Al-Nasir, accarezzava l’idea di riportare l’Egitto sotto il controllo della sua famiglia, ma all’atto pratico si rivelò un sovrano irresoluto che alternava atteggiamenti di sfida e sottomissione ai Mongoli, ma che fece ben poco per preparare il regno ad affrontarli.. Alle soglie dell’invasione mongola la Siria e l’Egitto, erano così divisi in regni non ancora consolidati e incapaci apparentemente di fare fronte comune contro l’imminente minaccia.

Il 18 dicembre 1259 le truppe mongole passarono l’Eufrate e raggiunsero la città di Aleppo che cadde dopo una settimana d’assedio alla fine del gennaio 1260. La cittadella resistette un altro mese finché non capitolò sotto condizioni onorevoli. Gli Ayyubidi di Hama e Homs corsero a rifugiarsi alla corte di al-Nasir Yussuf, mentre alcuni personaggi importanti della corte siriana, come Al-Ashraf Musa defezionarono ai Mongoli. A questo punto però Hulagu, iniziò una ritirata verso est, lasciando in Siria un distaccamento di Mongoli che assommava a 10-12000 guerrieri al comando di Kitbuqa.
Proprio in quel periodo infatti gli era giunta la notizia della morte di Mongka, il capo supremo dei Mongoli. Il decesso di questo energico sovrano rappresentò una svolta nella storia dell’Oriente. I quattro khanati mongoli erano stati finora uniti dalla sua autorevole figura, ma alla sua morte scoppiò una disputa per la successione tra i due fratelli Arigh-boke e Khubilai, ciascuno dei quali si fece eleggere in una quriltai illegale, perché non rappresentativa l’intera assemblea dei Mongoli. Nella guerra civile Hulagu sostenne Khubilai, mentre Arigh Boke godette del sostegno di Berke, khan dell’orda d’oro, e di Jiagatai. L’unità dell’impero mongolo venne spezzata da questa disputa e mai più ricostituita.

Per il momento le unità lasciate a Kitbuqa parvero all’altezza del compito. Al-Nasir Yussuf era fuggito da Damasco ancora prima della caduta della cittadella di Aleppo e si era rifugiato in Egitto.
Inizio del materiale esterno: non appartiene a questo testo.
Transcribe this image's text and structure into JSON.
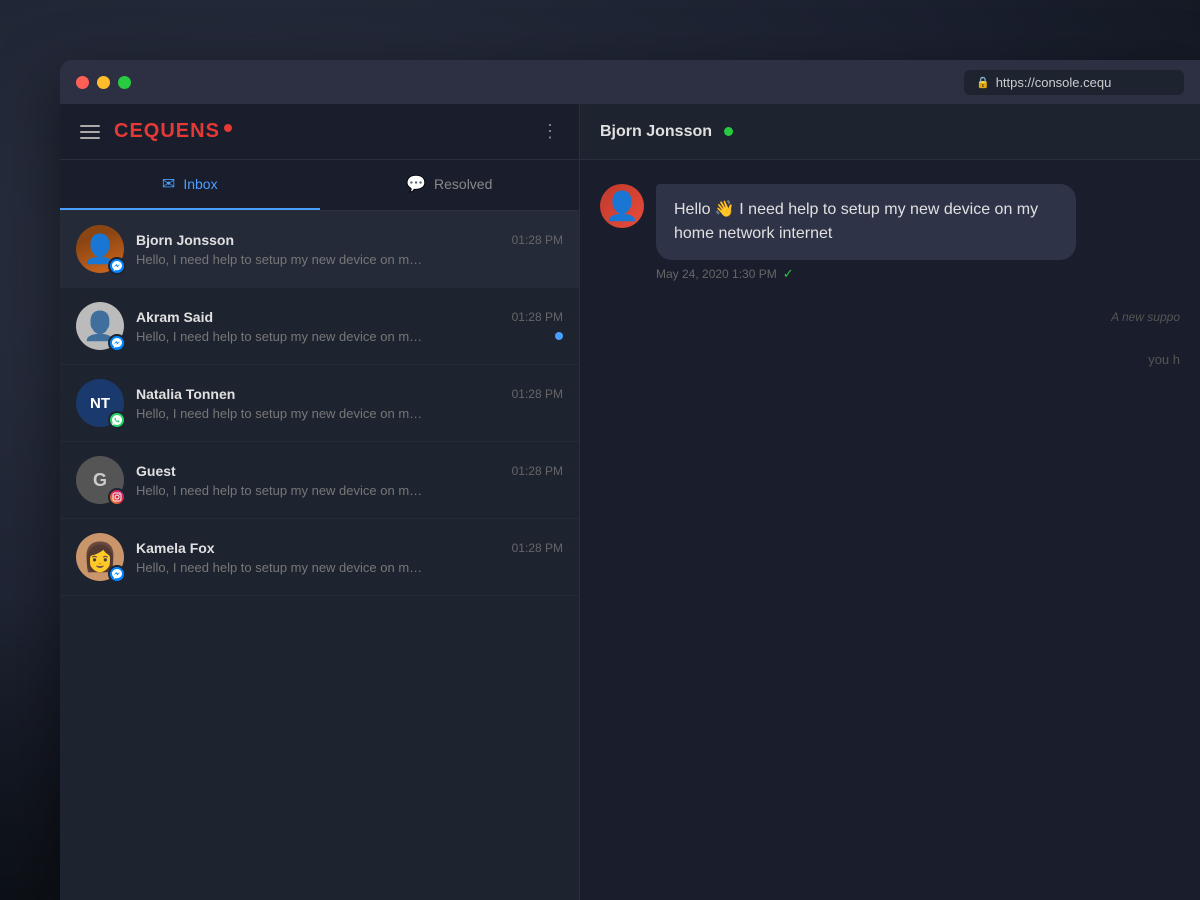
{
  "browser": {
    "address": "https://console.cequ",
    "lock_icon": "🔒"
  },
  "app": {
    "brand": "CEQUENS",
    "brand_dot": "•"
  },
  "sidebar": {
    "tabs": [
      {
        "id": "inbox",
        "label": "Inbox",
        "icon": "✉",
        "active": true
      },
      {
        "id": "resolved",
        "label": "Resolved",
        "icon": "💬",
        "active": false
      }
    ],
    "conversations": [
      {
        "id": 1,
        "name": "Bjorn Jonsson",
        "time": "01:28 PM",
        "preview": "Hello, I need help to setup my new device on my home network...",
        "platform": "messenger",
        "avatar_type": "person",
        "avatar_color": "#c0392b",
        "unread": false
      },
      {
        "id": 2,
        "name": "Akram Said",
        "time": "01:28 PM",
        "preview": "Hello, I need help to setup my new device on my home network...",
        "platform": "messenger",
        "avatar_type": "person",
        "avatar_color": "#bbb",
        "unread": true
      },
      {
        "id": 3,
        "name": "Natalia Tonnen",
        "time": "01:28 PM",
        "preview": "Hello, I need help to setup my new device on my home network...",
        "platform": "whatsapp",
        "avatar_type": "initials",
        "initials": "NT",
        "avatar_color": "#1a3a6e",
        "unread": false
      },
      {
        "id": 4,
        "name": "Guest",
        "time": "01:28 PM",
        "preview": "Hello, I need help to setup my new device on my home network...",
        "platform": "instagram",
        "avatar_type": "initials",
        "initials": "G",
        "avatar_color": "#555",
        "unread": false
      },
      {
        "id": 5,
        "name": "Kamela Fox",
        "time": "01:28 PM",
        "preview": "Hello, I need help to setup my new device on my home network...",
        "platform": "messenger",
        "avatar_type": "person",
        "avatar_color": "#d4b5a0",
        "unread": false
      }
    ]
  },
  "chat": {
    "contact_name": "Bjorn Jonsson",
    "online_status": "online",
    "messages": [
      {
        "id": 1,
        "sender": "Bjorn Jonsson",
        "text": "Hello 👋 I need help to setup my new device on my home network internet",
        "time": "May 24, 2020  1:30 PM",
        "delivered": true
      }
    ],
    "system_message": "A new suppo",
    "you_text": "you h"
  }
}
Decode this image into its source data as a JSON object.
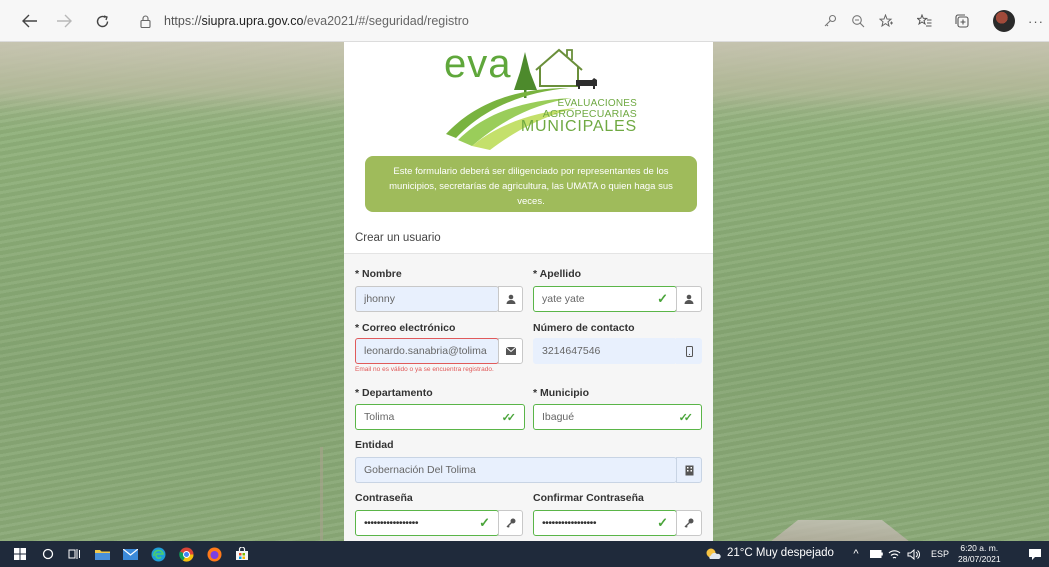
{
  "browser": {
    "url_prefix": "https://",
    "url_host": "siupra.upra.gov.co",
    "url_path": "/eva2021/#/seguridad/registro"
  },
  "logo": {
    "eva_text": "eva",
    "line1": "EVALUACIONES",
    "line2": "AGROPECUARIAS",
    "line3": "MUNICIPALES"
  },
  "notice": "Este formulario deberá ser diligenciado por representantes de los municipios, secretarías de agricultura, las UMATA o quien haga sus veces.",
  "form": {
    "title": "Crear un usuario",
    "nombre_label": "* Nombre",
    "nombre_value": "jhonny",
    "apellido_label": "* Apellido",
    "apellido_value": "yate yate",
    "correo_label": "* Correo electrónico",
    "correo_value": "leonardo.sanabria@tolima",
    "correo_error": "Email no es válido o ya se encuentra registrado.",
    "contacto_label": "Número de contacto",
    "contacto_value": "3214647546",
    "departamento_label": "* Departamento",
    "departamento_value": "Tolima",
    "municipio_label": "* Municipio",
    "municipio_value": "Ibagué",
    "entidad_label": "Entidad",
    "entidad_value": "Gobernación Del Tolima",
    "contrasena_label": "Contraseña",
    "contrasena_value": "•••••••••••••••••",
    "confirmar_label": "Confirmar Contraseña",
    "confirmar_value": "•••••••••••••••••"
  },
  "taskbar": {
    "weather": "21°C  Muy despejado",
    "language": "ESP",
    "time": "6:20 a. m.",
    "date": "28/07/2021",
    "notification_count": "4"
  },
  "colors": {
    "accent_green": "#5fa73b",
    "notice_bg": "#9fbb5b",
    "error_red": "#e05a5a",
    "valid_green": "#5ab548",
    "taskbar_bg": "#1f2a3b"
  }
}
Qui era avvenuto un colpo di stato nel quale Aybeg era stato assassinato per ordine della sultana Shajar-ad Dur, già vedova del sultano precedente. La sultana non aveva però abbastanza sostenitori tra i Mamelucchi e la maggioranza di loro ne pretese la morte.
Successivamente fu elevato al trono l’infante figlio di Aybeg, ma nel dicembre del 1259 il mamelucco Qutuz, uno degli ex colleghi di suo padre, lo depose diventando sultano al suo posto. I Mamelucchi Bahriyya che avevano seguito l’ayyubide al-Nasir Yussuf a Damasco in odio ad Aybeg ma che erano disgustati dalla mancanza di coraggio del loro padrone, ritornarono al Cairo, unendosi alle forze del nuovo sultano, mentre al-Nasir parimenti timoroso dei Mongoli e Mamelucchi vagò nel deserto palestinese finché non fu catturato da una pattuglia mongola. Il suo seguito che contava truppe assortite di ogni tipo, continuò la marcia verso il Cairo per mettersi al servizio di un più risoluto padrone.
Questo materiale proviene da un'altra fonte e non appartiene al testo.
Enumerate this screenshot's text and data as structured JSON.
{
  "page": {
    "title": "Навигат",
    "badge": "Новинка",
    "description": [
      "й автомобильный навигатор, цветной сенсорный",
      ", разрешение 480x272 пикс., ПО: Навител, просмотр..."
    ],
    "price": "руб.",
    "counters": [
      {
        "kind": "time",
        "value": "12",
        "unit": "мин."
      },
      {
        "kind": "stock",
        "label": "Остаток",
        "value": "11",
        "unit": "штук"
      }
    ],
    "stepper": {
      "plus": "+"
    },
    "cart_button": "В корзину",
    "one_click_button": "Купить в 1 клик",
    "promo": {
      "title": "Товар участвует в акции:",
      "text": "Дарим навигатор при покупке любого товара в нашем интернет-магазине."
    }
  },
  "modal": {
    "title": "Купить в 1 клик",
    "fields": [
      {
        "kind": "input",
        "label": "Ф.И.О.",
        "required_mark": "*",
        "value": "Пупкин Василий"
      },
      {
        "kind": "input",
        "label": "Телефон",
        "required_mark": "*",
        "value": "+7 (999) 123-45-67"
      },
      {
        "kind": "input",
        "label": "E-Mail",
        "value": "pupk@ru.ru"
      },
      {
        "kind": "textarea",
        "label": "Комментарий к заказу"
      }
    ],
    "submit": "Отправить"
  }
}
Negli stessi mesi in cui i Mongoli avevano perso l’unità politica i Mamelucchi l’avevano ritrovata e si preparavano ad affrontare la minaccia.

Kitbuqa arrivò a Damasco il 14 Febbraio 1260 e la trovò già pronta a sottomettersi, per cui non ci furono i soliti massacri e saccheggi. Al seguito di Kitbuqa erano i suoi alleati, il re d’Armenia e il principe Boemondo d’Antiochia. Non accadeva da secoli che tre condottieri cristiani sfilassero per le vie di una delle capitali dell’Islam.
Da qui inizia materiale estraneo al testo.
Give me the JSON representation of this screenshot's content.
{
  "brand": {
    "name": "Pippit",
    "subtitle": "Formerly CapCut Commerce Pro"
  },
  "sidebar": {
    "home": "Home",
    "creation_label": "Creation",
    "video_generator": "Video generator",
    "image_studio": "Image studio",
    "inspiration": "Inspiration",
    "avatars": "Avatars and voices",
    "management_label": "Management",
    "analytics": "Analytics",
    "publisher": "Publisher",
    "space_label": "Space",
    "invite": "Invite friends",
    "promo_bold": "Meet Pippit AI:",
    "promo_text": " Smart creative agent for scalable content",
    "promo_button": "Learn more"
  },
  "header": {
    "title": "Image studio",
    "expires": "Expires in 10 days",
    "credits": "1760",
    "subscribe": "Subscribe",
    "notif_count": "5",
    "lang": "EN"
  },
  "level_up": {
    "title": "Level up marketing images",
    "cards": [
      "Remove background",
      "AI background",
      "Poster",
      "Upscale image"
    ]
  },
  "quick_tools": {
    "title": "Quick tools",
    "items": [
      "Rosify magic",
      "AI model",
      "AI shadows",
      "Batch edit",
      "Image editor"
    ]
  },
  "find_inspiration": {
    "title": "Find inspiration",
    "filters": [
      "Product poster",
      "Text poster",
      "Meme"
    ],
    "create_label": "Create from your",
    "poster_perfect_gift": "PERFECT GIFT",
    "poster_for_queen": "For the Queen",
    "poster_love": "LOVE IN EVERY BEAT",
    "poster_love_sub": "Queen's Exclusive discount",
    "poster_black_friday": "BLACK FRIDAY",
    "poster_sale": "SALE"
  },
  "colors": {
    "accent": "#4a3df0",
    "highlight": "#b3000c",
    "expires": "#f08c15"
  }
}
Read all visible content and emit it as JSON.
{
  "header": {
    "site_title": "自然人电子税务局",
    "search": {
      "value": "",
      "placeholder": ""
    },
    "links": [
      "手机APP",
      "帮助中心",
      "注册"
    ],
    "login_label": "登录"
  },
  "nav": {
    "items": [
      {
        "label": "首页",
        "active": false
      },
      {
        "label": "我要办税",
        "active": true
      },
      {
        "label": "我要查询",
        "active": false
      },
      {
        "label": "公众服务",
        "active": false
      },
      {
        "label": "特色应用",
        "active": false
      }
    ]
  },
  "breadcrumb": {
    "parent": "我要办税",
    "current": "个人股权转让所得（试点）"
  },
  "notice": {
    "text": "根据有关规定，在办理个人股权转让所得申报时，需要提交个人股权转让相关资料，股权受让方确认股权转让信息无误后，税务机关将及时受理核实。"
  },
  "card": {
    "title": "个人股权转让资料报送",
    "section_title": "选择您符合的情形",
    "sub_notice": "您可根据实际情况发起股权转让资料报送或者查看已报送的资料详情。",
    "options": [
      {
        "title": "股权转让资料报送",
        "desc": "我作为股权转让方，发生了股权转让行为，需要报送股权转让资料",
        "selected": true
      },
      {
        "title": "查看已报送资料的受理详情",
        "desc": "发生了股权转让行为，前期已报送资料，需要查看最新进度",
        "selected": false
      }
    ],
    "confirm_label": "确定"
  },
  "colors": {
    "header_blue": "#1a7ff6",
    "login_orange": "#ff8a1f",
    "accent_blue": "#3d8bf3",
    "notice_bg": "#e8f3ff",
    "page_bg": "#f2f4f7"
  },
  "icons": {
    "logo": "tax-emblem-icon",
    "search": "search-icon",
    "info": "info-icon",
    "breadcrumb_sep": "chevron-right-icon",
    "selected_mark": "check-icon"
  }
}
Il 2 marzo 1260 un governatore di Hulagu stabilì una regolare amministrazione mongola della città. I Mongoli ricevettero anche la sottomissione di Hama, mentre il principe Ayyubide al-Ashraf Musa che aveva fin dall’inizio incitato i Mongoli ad invadere la Siria per poter riottenere il principato di Homs che gli era stato sottratto da al-Nasir Yussuf, venne insignito del governo, probabilmente nominale, della Siria mongola.
Una forza da ricognizione mongola compì un raid a vasto raggio in Palestina, toccando Hebron, Ascalona e Gerusalemme, per sconfiggere a Nablus gli ultimi uomini fedeli ad al-Nasir.
Il principe di Damasco, catturato nel deserto della Transgiordania fu poi inviato ad Hulagu che lo tenne prigioniero per qualche mese e poi lo fece uccidere.

Kitbuqa dovette stroncare una rivolta della guarnigione di Damasco che portò alla distruzione parziale della cittadella, poi, conquistò Baalbek e diverse piazzeforti nelle colline del Golan e della Transgiordania.. Anche il signore ayyubide di Kerak, al-Mughit ‘Umar mandò la propria sottomissione.

Questi facili successi erano stati ottenuti per l’irresolutezza degli Ayyubidi di Siria, ma se il loro dominio era stato integrato in quello mongolo, la loro forza militare era passata pressoché intatta ai Mamelucchi d’Egitto.
Baibars, ormai capo riconosciuto dei Bahriyya, incitò Qutuz a passare all’offensiva. L’Egitto poteva e doveva essere difeso in Palestina e i Mongoli non erano invincibili se attaccati con la tattica giusta. Nell’estate del 1260 Hulagu mandò un’ambasceria al Cairo con l’ingiunzione ai Mamelucchi di sottomettersi ai Mongoli a cui era stato dato dal cielo il dominio del mondo. Chi non si sottometteva subito sarebbe stato considerato un ribelle e, come tale, distrutto. Qutuz fece uccidere gli inviati mongoli. Il dado era tratto.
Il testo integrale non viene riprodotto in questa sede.